I read an interesting quote in a book last night called "Restoring the Kingdom" by Andrew Walker. He was talking about shepherding/discipling and he said this;

"The more insecure leaders are, the more they will invoke heaven's backing for the advice they are giving".

Makes you think doesn't it!

SLW said...

Jul, you said:
"Do you think we start out with a legalistic mindset in marriage vowing to do all kinds of things perfectly even though we know it'll never happen that way? Should we be making promises of perfection to the one who will know our faults and shortcomings better than anyone else on earth?"

That is a fascinating statement! Do you any ideas about an alternative? That could be the start of a very interesting discusssion.

lydia said...

I am right there with you on the vows question? Our pastor actually encouraged us not to make them too elaborate or extensive, just super simple and basic, did we listen? Now I wish I could throw them out the window, ha and start over, oh well, just another list of rules to keep! :)

Anonymous said...

I think we need to remember that keeping ANY sort of vow is only by God's grace, much less a wedding vow.

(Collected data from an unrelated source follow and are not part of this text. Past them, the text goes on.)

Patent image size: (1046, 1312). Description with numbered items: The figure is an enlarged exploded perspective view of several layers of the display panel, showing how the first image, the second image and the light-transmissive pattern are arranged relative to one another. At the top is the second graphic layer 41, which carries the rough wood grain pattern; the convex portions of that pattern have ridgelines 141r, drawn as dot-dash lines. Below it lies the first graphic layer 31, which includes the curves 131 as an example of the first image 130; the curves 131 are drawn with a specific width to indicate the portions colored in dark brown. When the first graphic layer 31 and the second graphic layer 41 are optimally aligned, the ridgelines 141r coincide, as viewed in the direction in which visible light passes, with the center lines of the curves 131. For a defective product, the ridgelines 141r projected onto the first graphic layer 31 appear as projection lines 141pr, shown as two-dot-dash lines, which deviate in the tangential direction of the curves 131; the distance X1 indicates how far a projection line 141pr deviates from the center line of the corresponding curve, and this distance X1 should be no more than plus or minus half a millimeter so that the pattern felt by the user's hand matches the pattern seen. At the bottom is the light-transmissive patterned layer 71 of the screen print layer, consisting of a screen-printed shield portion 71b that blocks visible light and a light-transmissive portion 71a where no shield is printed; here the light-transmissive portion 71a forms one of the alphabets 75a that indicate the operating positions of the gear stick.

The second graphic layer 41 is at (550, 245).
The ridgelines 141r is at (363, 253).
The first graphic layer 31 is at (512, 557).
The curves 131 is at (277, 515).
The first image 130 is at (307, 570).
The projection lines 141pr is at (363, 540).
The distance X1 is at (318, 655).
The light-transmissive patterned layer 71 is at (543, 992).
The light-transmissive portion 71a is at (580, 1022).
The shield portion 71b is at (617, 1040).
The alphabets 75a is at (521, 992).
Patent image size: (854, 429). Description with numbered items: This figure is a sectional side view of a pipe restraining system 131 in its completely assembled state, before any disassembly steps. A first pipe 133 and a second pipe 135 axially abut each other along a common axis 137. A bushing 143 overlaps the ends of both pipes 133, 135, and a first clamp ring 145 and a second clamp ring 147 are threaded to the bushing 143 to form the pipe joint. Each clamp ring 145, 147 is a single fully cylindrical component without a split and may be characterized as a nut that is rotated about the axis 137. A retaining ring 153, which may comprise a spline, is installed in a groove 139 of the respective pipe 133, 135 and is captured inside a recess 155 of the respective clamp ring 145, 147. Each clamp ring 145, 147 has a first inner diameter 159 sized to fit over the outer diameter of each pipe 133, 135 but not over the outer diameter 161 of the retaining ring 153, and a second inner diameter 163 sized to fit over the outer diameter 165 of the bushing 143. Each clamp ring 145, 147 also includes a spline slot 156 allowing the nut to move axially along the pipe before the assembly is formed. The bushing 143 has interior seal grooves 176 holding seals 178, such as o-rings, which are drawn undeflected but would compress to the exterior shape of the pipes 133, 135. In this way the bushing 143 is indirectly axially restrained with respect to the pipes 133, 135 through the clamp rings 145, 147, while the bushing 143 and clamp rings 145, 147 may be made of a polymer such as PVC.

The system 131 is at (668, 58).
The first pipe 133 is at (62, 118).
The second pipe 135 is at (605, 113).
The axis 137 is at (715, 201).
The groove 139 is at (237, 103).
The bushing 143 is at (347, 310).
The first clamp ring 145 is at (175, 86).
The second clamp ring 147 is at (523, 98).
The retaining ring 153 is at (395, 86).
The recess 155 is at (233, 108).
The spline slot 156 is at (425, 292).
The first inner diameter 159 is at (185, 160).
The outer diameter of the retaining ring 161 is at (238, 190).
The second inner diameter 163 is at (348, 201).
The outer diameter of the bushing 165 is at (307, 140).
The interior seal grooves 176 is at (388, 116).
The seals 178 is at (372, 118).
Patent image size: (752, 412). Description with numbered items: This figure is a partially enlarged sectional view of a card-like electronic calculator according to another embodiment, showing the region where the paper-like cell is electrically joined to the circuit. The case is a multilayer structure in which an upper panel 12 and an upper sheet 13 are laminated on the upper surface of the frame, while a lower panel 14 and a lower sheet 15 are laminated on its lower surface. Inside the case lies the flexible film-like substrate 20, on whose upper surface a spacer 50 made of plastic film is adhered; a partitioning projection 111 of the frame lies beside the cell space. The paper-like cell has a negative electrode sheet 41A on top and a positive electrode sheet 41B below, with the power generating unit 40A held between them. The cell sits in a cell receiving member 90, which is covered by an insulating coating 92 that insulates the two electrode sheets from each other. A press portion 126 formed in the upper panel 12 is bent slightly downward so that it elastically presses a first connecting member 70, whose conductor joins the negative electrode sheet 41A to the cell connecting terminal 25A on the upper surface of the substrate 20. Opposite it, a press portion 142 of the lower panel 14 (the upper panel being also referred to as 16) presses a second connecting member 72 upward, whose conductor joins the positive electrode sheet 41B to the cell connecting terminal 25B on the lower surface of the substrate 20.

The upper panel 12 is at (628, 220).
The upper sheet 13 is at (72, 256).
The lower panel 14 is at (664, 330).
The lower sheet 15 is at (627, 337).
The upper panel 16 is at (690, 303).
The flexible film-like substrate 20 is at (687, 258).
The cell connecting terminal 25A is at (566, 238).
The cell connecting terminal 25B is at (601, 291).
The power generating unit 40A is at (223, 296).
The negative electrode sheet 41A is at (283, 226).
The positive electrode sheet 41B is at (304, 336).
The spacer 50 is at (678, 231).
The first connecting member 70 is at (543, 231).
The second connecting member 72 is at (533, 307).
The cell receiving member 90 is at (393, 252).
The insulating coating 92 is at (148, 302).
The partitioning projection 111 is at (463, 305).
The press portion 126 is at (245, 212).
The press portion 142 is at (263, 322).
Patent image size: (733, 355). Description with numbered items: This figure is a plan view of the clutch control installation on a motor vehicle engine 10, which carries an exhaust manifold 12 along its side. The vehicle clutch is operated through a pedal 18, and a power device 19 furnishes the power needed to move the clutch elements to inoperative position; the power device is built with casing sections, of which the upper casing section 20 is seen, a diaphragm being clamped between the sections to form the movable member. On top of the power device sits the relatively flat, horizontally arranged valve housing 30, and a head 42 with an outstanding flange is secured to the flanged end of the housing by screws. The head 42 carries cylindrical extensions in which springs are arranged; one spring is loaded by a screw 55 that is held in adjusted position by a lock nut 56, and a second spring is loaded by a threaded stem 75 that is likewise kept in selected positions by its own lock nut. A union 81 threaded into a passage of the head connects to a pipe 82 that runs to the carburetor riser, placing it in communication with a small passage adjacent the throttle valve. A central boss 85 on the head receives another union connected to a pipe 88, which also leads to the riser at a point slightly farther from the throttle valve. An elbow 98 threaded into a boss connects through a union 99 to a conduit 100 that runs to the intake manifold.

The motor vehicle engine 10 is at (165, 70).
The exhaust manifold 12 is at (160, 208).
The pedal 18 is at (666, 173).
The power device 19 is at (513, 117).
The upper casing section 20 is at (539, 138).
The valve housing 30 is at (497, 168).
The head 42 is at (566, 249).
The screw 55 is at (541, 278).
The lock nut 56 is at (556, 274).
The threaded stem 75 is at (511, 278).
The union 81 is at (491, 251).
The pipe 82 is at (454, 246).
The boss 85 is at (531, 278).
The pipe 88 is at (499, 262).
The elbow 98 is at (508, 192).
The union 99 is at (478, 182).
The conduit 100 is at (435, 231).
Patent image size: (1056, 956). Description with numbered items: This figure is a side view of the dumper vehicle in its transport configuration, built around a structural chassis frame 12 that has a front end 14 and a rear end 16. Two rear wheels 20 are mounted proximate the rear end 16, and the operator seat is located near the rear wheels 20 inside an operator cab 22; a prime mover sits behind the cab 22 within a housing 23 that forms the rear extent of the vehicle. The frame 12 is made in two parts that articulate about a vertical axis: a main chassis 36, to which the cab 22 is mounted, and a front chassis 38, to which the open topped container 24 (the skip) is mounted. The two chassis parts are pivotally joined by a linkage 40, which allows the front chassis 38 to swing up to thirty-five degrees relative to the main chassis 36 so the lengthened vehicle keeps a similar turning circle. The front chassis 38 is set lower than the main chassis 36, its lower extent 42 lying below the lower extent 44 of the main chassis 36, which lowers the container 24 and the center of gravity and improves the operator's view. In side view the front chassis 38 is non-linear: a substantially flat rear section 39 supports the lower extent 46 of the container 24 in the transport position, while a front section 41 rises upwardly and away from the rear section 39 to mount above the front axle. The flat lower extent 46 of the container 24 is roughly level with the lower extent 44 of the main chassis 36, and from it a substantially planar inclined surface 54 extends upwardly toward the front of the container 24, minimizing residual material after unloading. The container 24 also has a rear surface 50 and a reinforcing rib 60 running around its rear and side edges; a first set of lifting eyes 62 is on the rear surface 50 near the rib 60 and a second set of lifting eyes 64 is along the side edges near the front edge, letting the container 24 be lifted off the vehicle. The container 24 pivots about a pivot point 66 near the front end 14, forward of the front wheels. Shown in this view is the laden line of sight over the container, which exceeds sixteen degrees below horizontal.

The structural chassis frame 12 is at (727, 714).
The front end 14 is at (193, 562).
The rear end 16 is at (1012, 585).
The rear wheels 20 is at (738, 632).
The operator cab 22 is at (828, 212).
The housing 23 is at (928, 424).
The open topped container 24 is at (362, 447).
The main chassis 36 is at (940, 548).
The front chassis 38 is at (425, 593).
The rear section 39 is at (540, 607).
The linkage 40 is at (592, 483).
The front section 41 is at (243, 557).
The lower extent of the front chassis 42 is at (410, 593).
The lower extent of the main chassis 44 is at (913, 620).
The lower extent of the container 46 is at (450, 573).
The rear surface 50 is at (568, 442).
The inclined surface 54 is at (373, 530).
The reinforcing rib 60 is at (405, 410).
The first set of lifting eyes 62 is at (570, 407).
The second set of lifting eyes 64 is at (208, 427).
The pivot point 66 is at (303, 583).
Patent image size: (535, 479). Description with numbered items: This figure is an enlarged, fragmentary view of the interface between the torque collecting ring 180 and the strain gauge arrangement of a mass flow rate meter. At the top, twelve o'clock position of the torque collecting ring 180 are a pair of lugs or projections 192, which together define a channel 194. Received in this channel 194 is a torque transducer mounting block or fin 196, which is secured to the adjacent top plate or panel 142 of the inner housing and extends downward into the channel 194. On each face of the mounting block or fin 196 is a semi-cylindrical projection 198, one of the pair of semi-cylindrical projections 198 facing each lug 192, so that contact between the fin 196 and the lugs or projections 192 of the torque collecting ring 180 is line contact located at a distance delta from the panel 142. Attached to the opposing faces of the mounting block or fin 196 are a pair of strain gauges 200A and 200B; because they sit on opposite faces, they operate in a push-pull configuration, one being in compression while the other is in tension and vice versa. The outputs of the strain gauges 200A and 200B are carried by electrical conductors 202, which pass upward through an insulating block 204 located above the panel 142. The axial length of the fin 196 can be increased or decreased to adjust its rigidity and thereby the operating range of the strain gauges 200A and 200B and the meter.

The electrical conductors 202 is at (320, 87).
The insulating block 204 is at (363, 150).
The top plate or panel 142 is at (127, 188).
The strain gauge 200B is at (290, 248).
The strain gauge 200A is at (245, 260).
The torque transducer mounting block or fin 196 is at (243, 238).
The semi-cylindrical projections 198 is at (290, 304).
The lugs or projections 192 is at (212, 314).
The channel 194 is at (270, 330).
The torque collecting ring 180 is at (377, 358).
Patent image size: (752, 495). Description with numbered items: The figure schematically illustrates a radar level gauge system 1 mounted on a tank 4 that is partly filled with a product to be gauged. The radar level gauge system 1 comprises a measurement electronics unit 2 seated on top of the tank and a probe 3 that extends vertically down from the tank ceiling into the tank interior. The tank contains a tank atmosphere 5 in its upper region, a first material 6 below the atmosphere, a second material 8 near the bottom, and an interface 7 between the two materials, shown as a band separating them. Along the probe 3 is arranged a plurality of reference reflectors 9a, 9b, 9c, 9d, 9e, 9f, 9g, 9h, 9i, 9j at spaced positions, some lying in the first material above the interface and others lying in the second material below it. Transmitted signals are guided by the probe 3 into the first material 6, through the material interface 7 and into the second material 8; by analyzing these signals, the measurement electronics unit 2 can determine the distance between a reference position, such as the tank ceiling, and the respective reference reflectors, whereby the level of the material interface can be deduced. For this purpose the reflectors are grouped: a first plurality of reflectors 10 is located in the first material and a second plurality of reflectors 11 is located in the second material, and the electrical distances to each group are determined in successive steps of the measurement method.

I personally love wedding vows, especially when done right. If the couple start upon the premise of vowing everything only by the strength and grace of God, it can't be legalistic. It only gets legalistic when God's grace is not in the picture.

dogimo said...

vowing to do all kinds of things perfectly even though we know it'll never happen that way?

I don't think it makes sense to craft wedding vows so as to demand or even approach perfection. I think that the traditional wedding vows - to love/comfort/honor/keep, in sickness/health/sadness/joy, for better/worse/richer/poorer, to cherish in devotion, forsaking all others - while these are quite beautiful, and while they resonate deeply with us, if you look closely at what's being 'vowed' here, it's hardly perfection! More like the bare minimum of what anyone would truly want to call a marriage. Any marriage where the spouses are unable to live up to those vows...wow.

The problem of legalism (where someone claims biblical authority to lay an obligation of law upon others) does not impugn the concept of a freely-taken vow. Pledging oneself to another for life in wedding vows is an act of selfless love and a statement of good will, good intent, good faith. This is not comparable with trying to impose one's legalistic peeves upon others using baseless, quasi-biblical justifications.

But OK. Maybe I've just got a soft spot for the vows!